After 1965 US net savings/capital creation steadily fell as a percentage of GDP until it once again became negative during the ‘Great Recession’ in 2008-2009. This declining trend of US capital creation of course explains the long-term growth slowdown that was shown in Figure 1.
This trend therefore shows the fundamental issue confronting Trump which he would have to overcome to accelerate the long-term growth of the US economy. He would have to increase the percentage of capital creation in the US economy. Without this, while a short-term speed up in the US economy is to be expected for the statistical reasons given earlier, no long term acceleration of US economic growth will take place. Without such a sharp increase in the level of capital accumulation claims by Trump that he will accelerate the US rate of growth are purely ‘hot air’.
It is clear that the first effect of Trump’s policies will not be to increase but to reduce US savings/capital accumulation. This is due to the fact that an economy’s savings are not only household savings but company savings plus household savings plus and government savings – government savings in most economies being negative because the government runs a budget deficit.
Trump has announced policies that will clearly increase the US budget deficit – tax cuts focussed on the rich and increased military spending. This increased budget deficit will necessarily reduce the US savings level.
In the purely short term Trump could lessen the effect of low US savings/capital creation by borrowing from abroad.
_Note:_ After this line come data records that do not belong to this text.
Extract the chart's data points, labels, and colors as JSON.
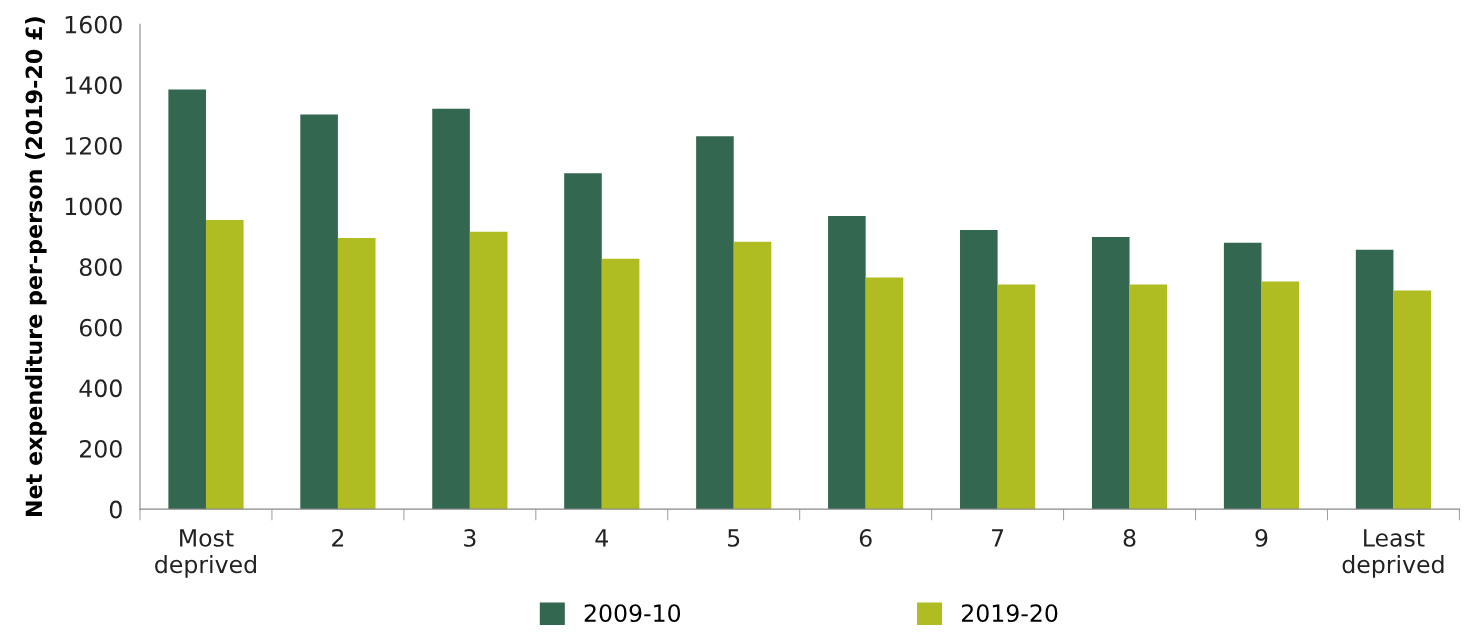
{
  "chart_data": {
    "type": "bar",
    "ylabel": "Net expenditure per-person (2019-20 £)",
    "categories": [
      "Most\ndeprived",
      "2",
      "3",
      "4",
      "5",
      "6",
      "7",
      "8",
      "9",
      "Least\ndeprived"
    ],
    "series": [
      {
        "name": "2009-10",
        "color": "#336750",
        "values": [
          1385,
          1302,
          1321,
          1108,
          1230,
          967,
          921,
          898,
          879,
          856
        ]
      },
      {
        "name": "2019-20",
        "color": "#afbd22",
        "values": [
          954,
          895,
          915,
          826,
          882,
          764,
          741,
          741,
          751,
          721
        ]
      }
    ],
    "ylim": [
      0,
      1600
    ],
    "yticks": [
      0,
      200,
      400,
      600,
      800,
      1000,
      1200,
      1400,
      1600
    ],
    "grid": false,
    "legend": "bottom"
  }
}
But historical experience shows that over the medium/long term in major economies it is domestic capital creation which is decisive. Therefore, Trump has so far announced no policies which will increase the long-term US growth rate. Therefore, in summary:
A short-term speed up of the US economy is likely for the statistical reasons already given – but does not indicate any increase in long term economic growth.
Trump has not put forward policies that will accelerate US long term economic growth.
Finally, these trends show which data must be closely watched to see success or failure in Trumps economic policies. The short term shifts in the growth rate must not be seen in themselves but compared to the long term trend of US growth: the key variable for judging long term US growth is whether the level of capital formation in the US economy is rising or falling.